Opinión

Gracias, Don Ángel, por José Luis Calvo Calleja

Gracias, Don Ángel, por José Luis Calvo Calleja. Delegado Diocesano de Patrimonio Cultural y Artístico

El año 2010 la Conferencia Episcopal Española, por medio del Secretariado de la Comisión para el Patrimonio Cultural de la Iglesia, hizo un homenaje aquí en Palencia a Don Ángel Sancho.

Este acto fue a nivel nacional, eclesial, por su trabajo y dedicación al Patrimonio, siendo primer Director del Secretariado Nacional de la Comisión Episcopal para el Patrimonio, y miembro de la Comisión mixta Iglesia-Estado para asuntos cultural entre 1980 y 1999, así como Consultor de la Pontifica Comisión para Bienes culturales de la Iglesia. Los Delegados diocesanos de Patrimonio de Castilla y León también le habíamos hecho otro con motivo de las Edades del Hombre celebradas en la Seo palentina el año 1999. Asimismo, la Diócesis de Palencia el 29 de abril de 2014, en el en el Salón del Nuncio del Obispado de Palencia, le hizo un reconocimiento tras serle concedida el Premio Castilla y León de Restauración y Conservación del Patrimonio en su edición correspondiente a 2013. Finalmente el 18 de diciembre de 2014, en el Museo Diocesano por él fundado se colocó una placa, que nos recuerda su gran servicio a la Iglesia local palentina y sus desvelos y trabajos por el Patrimonio Cultural de la Iglesia durante más 35 años.

“Es de bien nacidos ser agradecidos”, dice el refrán castellano. Y, si esto es verdad a nivel individual, lo es más, si cabe, cuando se trata de un agradecimiento no personal, sino institucional. Es la diócesis de Palencia, la que ha reconocido y reconoce el buen trabajo realizado por Don Ángel Sancho en favor el patrimonio durante más de medio siglo. Toda una vida entregada al mismo. También hay otro refrán castellano que dice “Dios me libre de las alabanzas el día de su entierro”. No se trata de ser pelota, ni de tampoco de zalamero, sino de reconocerle su labor.

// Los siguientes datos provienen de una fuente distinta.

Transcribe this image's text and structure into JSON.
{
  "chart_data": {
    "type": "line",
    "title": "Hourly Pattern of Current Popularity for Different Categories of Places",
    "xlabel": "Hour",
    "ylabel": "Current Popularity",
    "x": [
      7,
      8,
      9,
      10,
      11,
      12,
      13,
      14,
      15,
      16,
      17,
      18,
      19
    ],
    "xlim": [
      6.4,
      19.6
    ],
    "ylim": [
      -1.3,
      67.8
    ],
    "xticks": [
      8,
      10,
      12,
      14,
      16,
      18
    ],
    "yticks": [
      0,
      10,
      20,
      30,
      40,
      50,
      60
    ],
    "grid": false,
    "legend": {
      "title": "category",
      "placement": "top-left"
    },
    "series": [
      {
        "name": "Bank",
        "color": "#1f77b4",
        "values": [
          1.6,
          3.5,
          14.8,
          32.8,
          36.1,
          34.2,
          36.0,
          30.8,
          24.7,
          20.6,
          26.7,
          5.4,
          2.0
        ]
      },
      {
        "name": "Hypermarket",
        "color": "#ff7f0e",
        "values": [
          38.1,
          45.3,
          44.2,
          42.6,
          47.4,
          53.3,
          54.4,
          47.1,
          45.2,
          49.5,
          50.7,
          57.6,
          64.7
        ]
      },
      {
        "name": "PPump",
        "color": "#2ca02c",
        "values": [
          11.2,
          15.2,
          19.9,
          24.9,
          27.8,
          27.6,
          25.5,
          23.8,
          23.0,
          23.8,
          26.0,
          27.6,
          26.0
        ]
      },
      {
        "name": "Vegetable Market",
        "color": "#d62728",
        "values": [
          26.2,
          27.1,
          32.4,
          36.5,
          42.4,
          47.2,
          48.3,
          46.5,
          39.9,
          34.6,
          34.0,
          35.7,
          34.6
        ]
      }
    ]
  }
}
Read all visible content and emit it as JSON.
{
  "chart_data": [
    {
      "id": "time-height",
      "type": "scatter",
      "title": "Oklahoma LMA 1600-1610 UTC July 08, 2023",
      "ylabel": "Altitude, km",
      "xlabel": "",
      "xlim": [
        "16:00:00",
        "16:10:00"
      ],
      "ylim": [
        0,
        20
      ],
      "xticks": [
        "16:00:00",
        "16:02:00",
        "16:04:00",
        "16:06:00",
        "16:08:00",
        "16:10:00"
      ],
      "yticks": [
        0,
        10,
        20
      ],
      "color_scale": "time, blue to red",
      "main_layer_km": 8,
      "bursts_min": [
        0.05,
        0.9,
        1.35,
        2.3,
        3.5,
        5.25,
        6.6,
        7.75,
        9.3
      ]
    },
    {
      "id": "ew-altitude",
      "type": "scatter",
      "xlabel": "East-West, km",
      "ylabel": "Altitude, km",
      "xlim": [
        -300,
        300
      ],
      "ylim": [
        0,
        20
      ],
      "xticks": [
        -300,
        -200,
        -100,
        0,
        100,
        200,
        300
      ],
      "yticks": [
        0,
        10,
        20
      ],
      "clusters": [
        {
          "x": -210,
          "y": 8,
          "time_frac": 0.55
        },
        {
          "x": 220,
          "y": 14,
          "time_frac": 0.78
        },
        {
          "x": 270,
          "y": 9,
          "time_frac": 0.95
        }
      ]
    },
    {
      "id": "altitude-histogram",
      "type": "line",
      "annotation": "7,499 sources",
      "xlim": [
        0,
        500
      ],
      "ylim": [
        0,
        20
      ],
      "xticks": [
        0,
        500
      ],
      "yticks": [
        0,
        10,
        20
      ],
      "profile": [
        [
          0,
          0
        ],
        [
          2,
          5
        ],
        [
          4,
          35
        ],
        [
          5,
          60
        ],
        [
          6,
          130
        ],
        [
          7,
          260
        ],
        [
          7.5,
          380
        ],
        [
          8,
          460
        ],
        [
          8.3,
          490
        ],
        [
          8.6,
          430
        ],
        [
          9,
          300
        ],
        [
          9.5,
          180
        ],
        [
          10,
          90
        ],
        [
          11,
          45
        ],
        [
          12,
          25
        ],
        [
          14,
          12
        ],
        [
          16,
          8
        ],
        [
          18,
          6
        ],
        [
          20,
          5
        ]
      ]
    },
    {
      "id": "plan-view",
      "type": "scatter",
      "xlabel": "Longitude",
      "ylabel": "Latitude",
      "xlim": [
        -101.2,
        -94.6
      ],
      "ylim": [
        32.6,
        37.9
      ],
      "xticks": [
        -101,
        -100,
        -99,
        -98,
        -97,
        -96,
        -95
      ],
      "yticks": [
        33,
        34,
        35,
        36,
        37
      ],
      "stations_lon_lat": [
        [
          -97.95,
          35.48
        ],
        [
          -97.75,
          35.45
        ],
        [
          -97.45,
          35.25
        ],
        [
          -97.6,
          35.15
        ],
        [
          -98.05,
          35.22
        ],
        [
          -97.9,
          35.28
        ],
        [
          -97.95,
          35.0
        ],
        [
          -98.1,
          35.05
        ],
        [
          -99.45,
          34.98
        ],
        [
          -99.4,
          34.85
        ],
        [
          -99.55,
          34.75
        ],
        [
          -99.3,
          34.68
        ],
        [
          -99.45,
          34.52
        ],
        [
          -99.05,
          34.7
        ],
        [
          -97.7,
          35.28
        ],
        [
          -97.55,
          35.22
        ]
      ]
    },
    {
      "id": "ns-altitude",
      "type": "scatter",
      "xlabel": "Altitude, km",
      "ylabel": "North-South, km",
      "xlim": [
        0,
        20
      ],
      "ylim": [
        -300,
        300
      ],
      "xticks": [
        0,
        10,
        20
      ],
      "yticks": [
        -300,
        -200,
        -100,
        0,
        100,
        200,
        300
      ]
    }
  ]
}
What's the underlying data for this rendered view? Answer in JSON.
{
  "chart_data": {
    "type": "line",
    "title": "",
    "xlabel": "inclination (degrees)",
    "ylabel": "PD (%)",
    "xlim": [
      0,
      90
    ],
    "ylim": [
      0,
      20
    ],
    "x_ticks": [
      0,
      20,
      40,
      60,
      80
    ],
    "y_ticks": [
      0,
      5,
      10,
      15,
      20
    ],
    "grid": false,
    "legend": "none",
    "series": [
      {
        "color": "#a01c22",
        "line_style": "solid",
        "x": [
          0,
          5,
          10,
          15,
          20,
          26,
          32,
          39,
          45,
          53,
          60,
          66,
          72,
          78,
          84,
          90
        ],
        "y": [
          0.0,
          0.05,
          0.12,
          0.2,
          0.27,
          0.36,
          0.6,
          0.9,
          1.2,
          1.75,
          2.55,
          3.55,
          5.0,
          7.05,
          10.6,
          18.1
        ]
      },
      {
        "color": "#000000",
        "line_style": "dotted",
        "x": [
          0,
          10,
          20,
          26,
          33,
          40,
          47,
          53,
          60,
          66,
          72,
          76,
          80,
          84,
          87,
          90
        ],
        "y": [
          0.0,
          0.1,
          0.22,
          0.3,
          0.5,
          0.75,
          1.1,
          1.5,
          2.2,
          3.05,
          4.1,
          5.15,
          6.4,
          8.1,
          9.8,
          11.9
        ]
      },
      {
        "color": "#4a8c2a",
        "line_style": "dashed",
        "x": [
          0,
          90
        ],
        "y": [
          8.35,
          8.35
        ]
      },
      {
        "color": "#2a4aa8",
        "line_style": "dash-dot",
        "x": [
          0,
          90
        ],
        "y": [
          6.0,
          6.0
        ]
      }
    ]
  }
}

Y me toca a mí, creo yo, como su sucesor en el cargo de Delegado Diocesano de Patrimonio, escribir estas líneas de agradecimiento merecido. No se trata sólo de un reconocimiento y agradecimiento por parte de los curas, parroquias, religiosos y religiosas, e instituciones. Yo quiero hacer propios estos sentimientos de gratitud. Fui su alumno en el Seminario Mayor de San José, y recuerdo las excursiones que nos hacía por los pueblos de la diócesis para mostrarnos el arte. No sólo nos mostraba, lo vivía como propio. Y creo, que en mí fue creciendo el amor por la historia y el arte, y fue la semilla que después germino y floreció con mis estudios en la Universidad. Gracias, Don Ángel por la semilla sembrada en mí y en tantos sacerdotes. Espero, contribuir a que su obra continúe, y todo sea para honra y gloria de Dios, amor a la Iglesia, y que la fe que profesamos sea bien amasada con esta belleza temporal que siempre nos traslada a la Belleza eterna que es Dios. Sin más le digo, gracias Don Ángel que ya se haya podido encontrar con la BELLEZA ABSOLUTA, y disfrutar para siempre de su amor de Padre bueno y Misericordioso. Descanse en Paz.